My granddaddy would feed me cornflakes then load me into his faded red-and-white Ford Fairlane and drive me around the county, pointing out every family’s homeplace. Back then, folks around town gave directions using family homeplaces as markers for turns or mileage. I still do.
Aunt Rene came into possession of the house when the elderly man she cared for died. Though she lived somewhere else for a period of time so Uncle Bill could be near his work, that white board house in the middle of town was Aunt Rene’s house for as long as I can remember. Forgetting to turn the stove off was bad enough, but when she began to dose them (her sister, Lucy, had come to live with her by then) their tablets several times a day because she couldn’t tell the difference between waking from a nap and waking from a night’s sleep, moving The Girls to an assisted living home became an undeniable, unavoidable necessity. Though she was less than thrilled with her change of address, Aunt Rene eventually settled in, flirting with the single men and finding a bigger pocketbook to hold her frequent Bingo winnings. She was quite the social butterfly, that one.
Shortly after the move, Aunt Rene began to collect napkins. We’d go out to eat at a restaurant, and while we paid the bill, she’d open that big ole’ pocketbook of hers and empty the napkin holder into it, never taking the holder itself, mind you, only its contents. I gave her packages of napkins purchased at restaurant supply stores in hopes of quelling her sticky fingers, but it simply was not the same.
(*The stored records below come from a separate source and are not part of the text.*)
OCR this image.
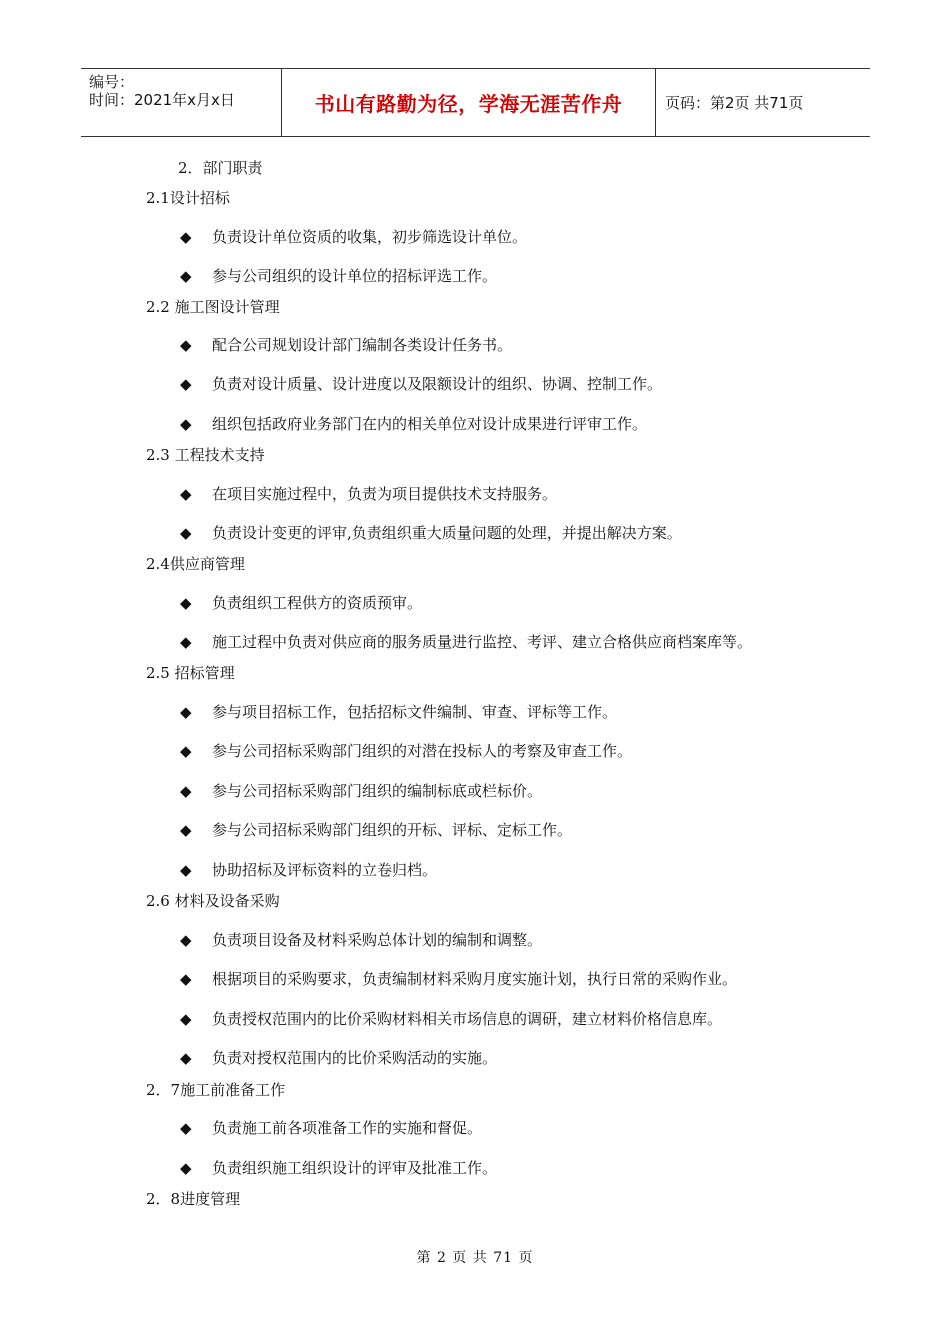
编号：
时间：2021年x月x日	书山有路勤为径，学海无涯苦作舟	页码：第2页 共71页
2．部门职责
2.1设计招标
◆ 负责设计单位资质的收集，初步筛选设计单位。
◆ 参与公司组织的设计单位的招标评选工作。
2.2 施工图设计管理
◆ 配合公司规划设计部门编制各类设计任务书。
◆ 负责对设计质量、设计进度以及限额设计的组织、协调、控制工作。
◆ 组织包括政府业务部门在内的相关单位对设计成果进行评审工作。
2.3 工程技术支持
◆ 在项目实施过程中，负责为项目提供技术支持服务。
◆ 负责设计变更的评审,负责组织重大质量问题的处理，并提出解决方案。
2.4供应商管理
◆ 负责组织工程供方的资质预审。
◆ 施工过程中负责对供应商的服务质量进行监控、考评、建立合格供应商档案库等。
2.5 招标管理
◆ 参与项目招标工作，包括招标文件编制、审查、评标等工作。
◆ 参与公司招标采购部门组织的对潜在投标人的考察及审查工作。
◆ 参与公司招标采购部门组织的编制标底或栏标价。
◆ 参与公司招标采购部门组织的开标、评标、定标工作。
◆ 协助招标及评标资料的立卷归档。
2.6 材料及设备采购
◆ 负责项目设备及材料采购总体计划的编制和调整。
◆ 根据项目的采购要求，负责编制材料采购月度实施计划，执行日常的采购作业。
◆ 负责授权范围内的比价采购材料相关市场信息的调研，建立材料价格信息库。
◆ 负责对授权范围内的比价采购活动的实施。
2．7施工前准备工作
◆ 负责施工前各项准备工作的实施和督促。
◆ 负责组织施工组织设计的评审及批准工作。
2．8进度管理
第 2 页 共 71 页
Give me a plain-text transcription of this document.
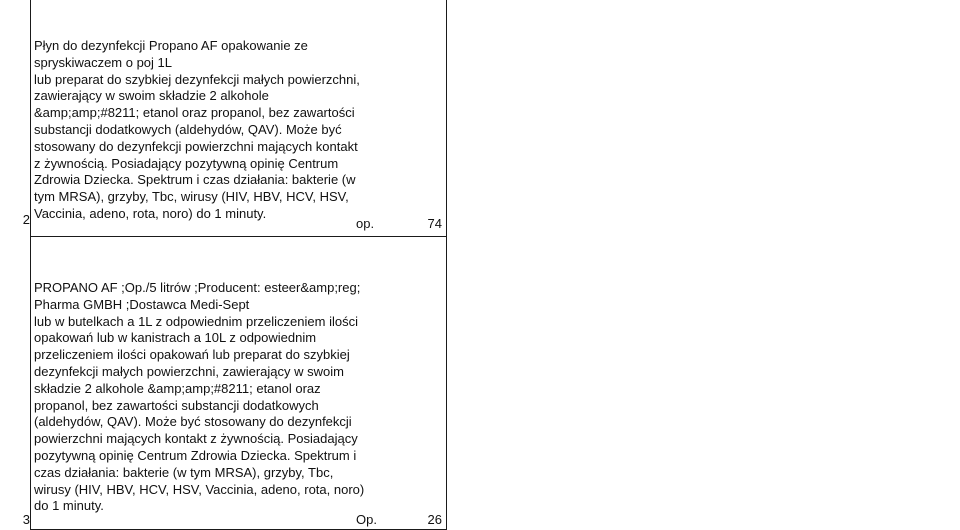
2
Płyn do dezynfekcji Propano AF opakowanie ze
spryskiwaczem o poj 1L
lub preparat do szybkiej dezynfekcji małych powierzchni,
zawierający w swoim składzie 2 alkohole
&amp;amp;#8211; etanol oraz propanol, bez zawartości
substancji dodatkowych (aldehydów, QAV). Może być
stosowany do dezynfekcji powierzchni mających kontakt
z żywnością. Posiadający pozytywną opinię Centrum
Zdrowia Dziecka. Spektrum i czas działania: bakterie (w
tym MRSA), grzyby, Tbc, wirusy (HIV, HBV, HCV, HSV,
Vaccinia, adeno, rota, noro) do 1 minuty.
op.	74
3
PROPANO AF ;Op./5 litrów ;Producent: esteer&amp;reg;
Pharma GMBH ;Dostawca Medi-Sept
lub w butelkach a 1L z odpowiednim przeliczeniem ilości
opakowań lub w kanistrach a 10L z odpowiednim
przeliczeniem ilości opakowań lub preparat do szybkiej
dezynfekcji małych powierzchni, zawierający w swoim
składzie 2 alkohole &amp;amp;#8211; etanol oraz
propanol, bez zawartości substancji dodatkowych
(aldehydów, QAV). Może być stosowany do dezynfekcji
powierzchni mających kontakt z żywnością. Posiadający
pozytywną opinię Centrum Zdrowia Dziecka. Spektrum i
czas działania: bakterie (w tym MRSA), grzyby, Tbc,
wirusy (HIV, HBV, HCV, HSV, Vaccinia, adeno, rota, noro)
do 1 minuty.
Op.	26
She also became an avid collector of cardboard boxes – empty cardboard boxes, thank goodness – availability taking precedence over size. “You just never know when you might need a good empty box,” she’d tell me in what I declare was a tone of pride in her voice when I asked about the growing mountain of boxes in the corner of her room beside the bed. About once a week (sometimes twice, depending), Mother and/or I would go by rid her room of most of her stash, always respectfully leaving a few behind.
It was actually a rather endearing (if frustrating at times) behavior. Though she never gave us more of an answer than the standard you-just-never-know answer, I ‘spect those boxes were a throwback to times in her past when, from what I hear, she could fit everything she owned into a small cardboard box and still have room left over. And I ‘spect they represented the future. Though she quit talking to us about it, I’m quite sure the hope of one day filling those boxes with her earthly belongings and moving back to her home never completely left her. And every now and then when I think about Aunt Rene and her boxes, I imagine that maybe those boxes made her feel in control of her life somehow, if for no other reason than she and she alone would decide what to put inside them.
I think about Aunt Rene when I remember how as an undergraduate student, I transformed empty boxes into nightstands and coffee tables through the magic of paint, tape, glue, and old magazines. I think about her when I fill boxes with things I just can’t yet let go of, telling myself “The children will want this one day.” I think about her as I poke around in search of boxes to hold my various projects, boxes as creative containers that will keep visual clutter to a minimum while making it easy to start and stop without having to pull everything out or put everything up. It is a throwback to the days when to save time and conserve mental capacity, I had a tote bag for every organization I was affiliated with, filled with what I needed for that particular group, a way to grab and go. “What in the sam hill are you going to do with that?” my husband asks as I pick up an old hat box at the thrift shop. “Well,” I tell him as I continue to survey and assess, “you just never know when you might need a good empty box.”